Я понял, что в России нет ни свободы слова, ни свободы совести. Вот с каким опытом я вышел из студенческих волнений. Окунувшись в них, я вышел несомненно революционно настроенным. Моя дальнейшая судьбы была почти решена. Едва прошел месяц или два, как я попал после волнений домой и в апреле 1901 года меня снова арестовали. Я обвинялся в хранении нелегальной литературы.
Да, я по исключении из университета с жадностью набросился на книги по общественным вопросам, с жадностью читал нелегальные издания, знакомясь по ним с задачами революционеров и с приемами их борьбы. Я начал сознавать себя солидарным с ними. Но когда меня арестовали так скоро после выселки с Москвы, я при всем желании не успел бы и не сумел бы проявить свои убеждения в деятельности.
Я был арестован в первый раз за убеждения, за направление мысли. После этого я уже не мог, не имел права не быть революционером. Правительство сделало из меня революционера, оно само объявило меня вне закона, само толкнуло в революционные ряды.
Социалистом я стал, конечно, не благодаря правительству. Свои социальные идеалы я выработал на основании изучения зла в современных обществах и изучении путей, ведущих к исцелению этого зла. Социалистом я уже сделался после того, как стал революционером. И когда я стал социалистом, то мои революционные воззрения еще более окрепли, потому что, борясь за социалистические идеалы, я необходимо должен быть столкнуться с противодействием правительства.

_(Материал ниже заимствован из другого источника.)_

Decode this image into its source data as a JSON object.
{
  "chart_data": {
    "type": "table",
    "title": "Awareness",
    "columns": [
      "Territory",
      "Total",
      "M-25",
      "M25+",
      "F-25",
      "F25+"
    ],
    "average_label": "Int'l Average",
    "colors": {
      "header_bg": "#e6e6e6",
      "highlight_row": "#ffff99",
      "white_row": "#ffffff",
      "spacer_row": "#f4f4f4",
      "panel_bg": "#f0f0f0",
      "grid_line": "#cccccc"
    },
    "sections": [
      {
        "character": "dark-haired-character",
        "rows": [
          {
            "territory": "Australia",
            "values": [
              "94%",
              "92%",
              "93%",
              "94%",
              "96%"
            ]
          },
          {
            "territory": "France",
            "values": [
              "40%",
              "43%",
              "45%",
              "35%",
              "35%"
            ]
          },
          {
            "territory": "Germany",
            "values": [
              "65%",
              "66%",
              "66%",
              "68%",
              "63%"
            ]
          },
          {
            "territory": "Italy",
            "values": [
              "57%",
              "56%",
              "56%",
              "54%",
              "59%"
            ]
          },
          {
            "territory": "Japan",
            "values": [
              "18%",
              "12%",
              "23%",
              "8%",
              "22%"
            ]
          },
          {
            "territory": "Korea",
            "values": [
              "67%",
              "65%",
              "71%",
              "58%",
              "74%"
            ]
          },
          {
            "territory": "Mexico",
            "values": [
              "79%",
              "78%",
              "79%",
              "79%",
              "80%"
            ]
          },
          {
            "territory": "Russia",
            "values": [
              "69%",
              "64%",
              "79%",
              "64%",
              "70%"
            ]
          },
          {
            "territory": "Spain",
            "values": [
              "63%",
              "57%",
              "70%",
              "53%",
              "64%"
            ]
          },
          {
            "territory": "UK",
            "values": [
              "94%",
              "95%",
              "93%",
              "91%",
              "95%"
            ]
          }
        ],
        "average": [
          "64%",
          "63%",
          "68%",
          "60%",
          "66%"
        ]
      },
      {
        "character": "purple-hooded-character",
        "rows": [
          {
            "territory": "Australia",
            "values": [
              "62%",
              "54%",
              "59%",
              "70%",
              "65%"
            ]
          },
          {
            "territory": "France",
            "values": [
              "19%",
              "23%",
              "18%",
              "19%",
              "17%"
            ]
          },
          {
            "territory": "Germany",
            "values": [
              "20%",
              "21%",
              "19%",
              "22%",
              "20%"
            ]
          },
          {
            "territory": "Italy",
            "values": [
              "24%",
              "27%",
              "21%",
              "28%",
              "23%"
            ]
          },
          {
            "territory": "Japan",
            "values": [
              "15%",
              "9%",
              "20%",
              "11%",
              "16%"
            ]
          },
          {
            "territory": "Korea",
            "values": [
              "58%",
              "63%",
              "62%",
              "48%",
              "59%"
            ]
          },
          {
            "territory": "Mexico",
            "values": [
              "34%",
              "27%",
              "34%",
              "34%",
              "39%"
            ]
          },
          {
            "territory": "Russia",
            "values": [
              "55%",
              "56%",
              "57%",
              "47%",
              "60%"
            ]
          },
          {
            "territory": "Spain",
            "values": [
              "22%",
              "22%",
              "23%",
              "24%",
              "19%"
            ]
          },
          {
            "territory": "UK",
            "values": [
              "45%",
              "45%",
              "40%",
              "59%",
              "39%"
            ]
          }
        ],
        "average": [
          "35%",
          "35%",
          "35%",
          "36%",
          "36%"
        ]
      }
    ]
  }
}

Я принял некоторое участие в Уральском союзе социал-демократов и социалистов-революционеров. Первоначально я не был террористом, и только деятельность Сипягина и Плеве мало-помалу приводили меня к признанию необходимости вооруженных ответов на насилие министров. Я сознавал, что в иных случаях террор необходим, но я, слишком дорожа мирной продуктивной работой среди трудящихся масс, не считал возможным вменить его в обязанность революционной партии. Я был уверен, что среди революционеров всегда найдутся столь чуткие и решительные люди, что не побояться выступить на защиту жизни и чести граждан.
Став революционером в 1901 году, я в марте 1902 года опять был арестован за пол года деятельности в Уральском союзе, просидел пол года в тюрьме и был отправлен на пять лет в Якутскую область. Моя революционная жизнь длилась всего три года, из которых я половину просидел в тюрьме. На обыске мне ломали руки и раздирали рот, потому что я попытался уничтожить кое-какие бумаги. Картина обыска была до того отвратительна, что родители мои подумали, что я лишаю себя жизни.
Жандармы из личной злобы ко мне не давали мне покоя даже в тюрьме. Меня там по их приказанию ежедневно подвергали самому унизительному обыску с ног до головы. Жалобы на это прокурору ничуть не помогали. Меня ежедневно сводили с ума сценами самого отвратительного обращения с уголовными вплоть до их избиения. Мои жалобы на это прокурору и губернатору не помогали. Мне отвечали: «не ваше дело».